Dans le judaïsme apocalyptique : La Torah donnée à Israël est voilée, scellée dans le ciel à cause du péché et Israël marche dans les ténèbres (Ba 3,9-21). Une nouvelle révélation est nécessaire : on attend une Torah céleste, une Alliance nouvelle et non pas un simple renouvellement de l’Alliance ou une autre manière de comprendre la Torah de Moïse. Pour que cette « apocalypse » soit accueillie et reconnue, un prophète sera donné. Élie est attendu pour la fin des temps ; il préparera le peuple en apportant la conversion (Ml 3,23).

« Quiconque se fâche contre son frère détruit cette harmonie d'Amour.»

2- Quelle justice ? Comment envisager qu'une simple fâcherie puisse conduire au tribunal ?

 «Aimez vos ennemis : Dieu les visite aussi et leur offre sa paix.»

3- Quelle justice ?Comment le Dieu qui, au 1er seuil demandait de massacrer les ennemis, peut-il demander, au 3ème seuil de les aimer ?

« Il donnait un poids neuf aux lois de notre attente. »

4- Quelle justice ? Pourquoi Jésus retourne-t-il la règle d'or ?

5- Quelle justice ? Que signifie 'ne pas juger', 'recouvrir la justice par la miséricorde ?'
« Je vous rends la joie du premier jour quand Eve était encore en la côte d'Adam, qu'ensemble ils étaient un, lorsqu'en son Alliance, il épouse Israël indissolublement. »

6-Quelle justice ? Comment vivre le mariage ? Dans la Torah de Moïse, le mariage est très codifié : la polygamie est une pratique générale dans l’AT et est encore largement pratiquée au temps de Jésus malgré l’influence grecque, la répudiation est possible pour différents motifs (Dt 24,1.3). Une réaction minoritaire, appuyée sur Ml 2,14-16, « Je hais la répudiation », attendait qu’à la fin des temps, l’union de l’homme et de la femme en Israël soit à l’image de l’Alliance entre Dieu et son peuple, c’est-à-dire dans la fidélité parfaite du couple monogame comme en Gn 1.

« Quand tu pries, entre dans ta chambre et ton Père qui lit dans le secret écoutera. »

7- Comment comprendre le "Notre Père" de Jésus qui ne correspond pas à la version liturgique actuelle ? Dans le judaïsme, la prière, l’aumône et le jeûne sont toujours vécus de manière communautaire et publique ; elles proclament et scellent l’identité et l’intégrité du peuple. Ici, chacun est invité à reconnaître la présence cachée du Père dans l’intimité (Mt 6,6). Les principes du cœur et de la miséricorde dépassent les principes de ce qui se mesure socialement. Ce qui prime, c’est la transfiguration personnelle opérée par la relation du croyant avec le Père. Jésus instaure, en cela, une distance avec le Temple et la communauté d’Israël.

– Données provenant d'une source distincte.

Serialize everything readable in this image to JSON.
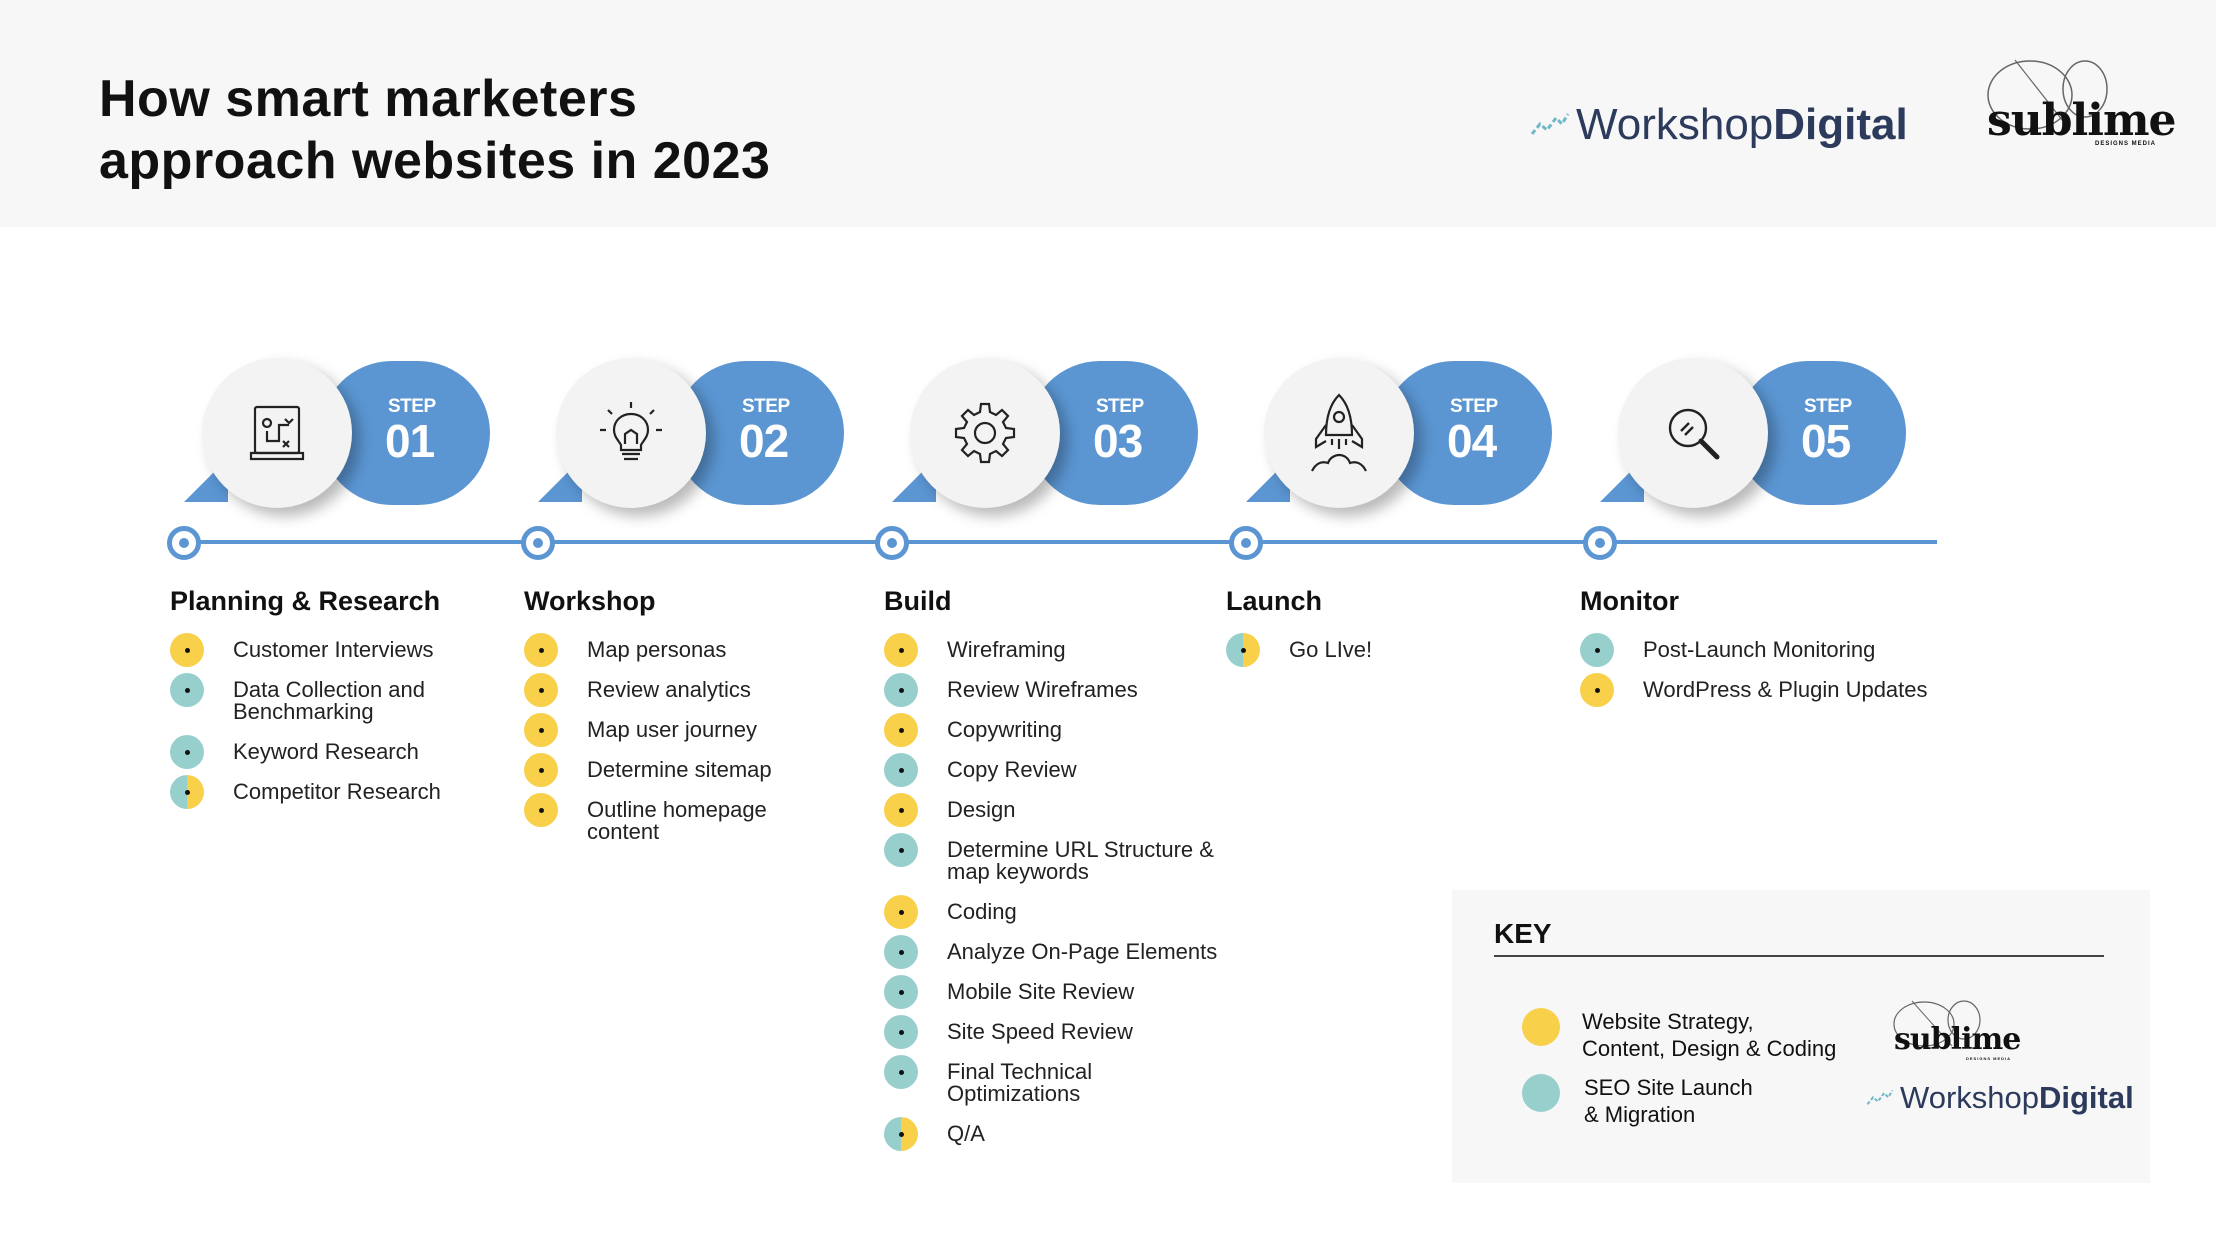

8- Quelle "pratique" (halakha) Jésus demande-t-il ?

9- Finalement d'où lui vient cette autorité ? « Il les enseignait en homme qui a autorité, et non pas comme leurs scribes. » (Mt 7,29). Il revient au sanhédrin d’interpréter la Torah écrite en passant par la Torah orale et l’enseignement des sages d’Israël (Tradition). C’est à partir de ce travail d’interprétation qu’il décide par consensus majoritaire de ce que doit pratiquer Israël (halakha).

[Gam 3S / 101-105]

Théo/Philo

 

« Jésus notre horizon, notre Torah nouvelle. »

10-Dieu parle-t-il aux hommes?

N’est-ce pas projection humaine ? Dans les Seuils précédents, nous avons vu comment Dieu se révèle et comment « il parle » à l’homme... Cela peut différer selon que l’on est dans une société égyptienne, mésopotamienne ou cananéenne. Chaque civilisation a son mythe fondateur dans laquelle l’homme trouve le sens du monde et de l’histoire. Israël, lui, a reconnu la parole de Dieu, la Torah (= voie/enseignement) au fil de son histoire d’Alliance avec son Seigneur, comme une prévenance de Dieu initiée dans le désert. À travers les épreuves de l’Exil et de l’hellénisme, sa Parole a été peu à peu perçue comme au-delà de tout ce qu’on peut en percevoir et au-delà de tout le créé. Préexistante au monde, elle est la véritable sagesse, inépuisable et mystérieuse avec laquelle Dieu a créé le monde.

« Jésus, dans ton Royaume, tu mets notre horizon aux frontières du tien. »

11-Impossible à vivre ?

Humainement, cette Torah nouvelle est impossible à vivre. Pourtant, Jésus demande à ceux qui veulent le suivre de la mettre en pratique. Paradoxe !

« Dieu peut, à son image, recréer notre monde et tout transfigurer. »

12- Comment croire à cette révélation d'une re-création, d'une résurrection ?

Pour Jésus, la recréation originelle concerne tout homme, la création toute entière et pas seulement Israël. L’homme et la femme sont pardonnés et restitués à l’image de Dieu ; le mariage est à vivre, comme les autres relations, dans une fidélité et une chasteté absolues. N’est-ce pas irréaliste ?

« Ouvrait notre regard et ouvrait notre coeur à cet amour de Dieu en chacun de nos frères. »

13- Quel sens donner à un tel dessaisissement de sa puissance ?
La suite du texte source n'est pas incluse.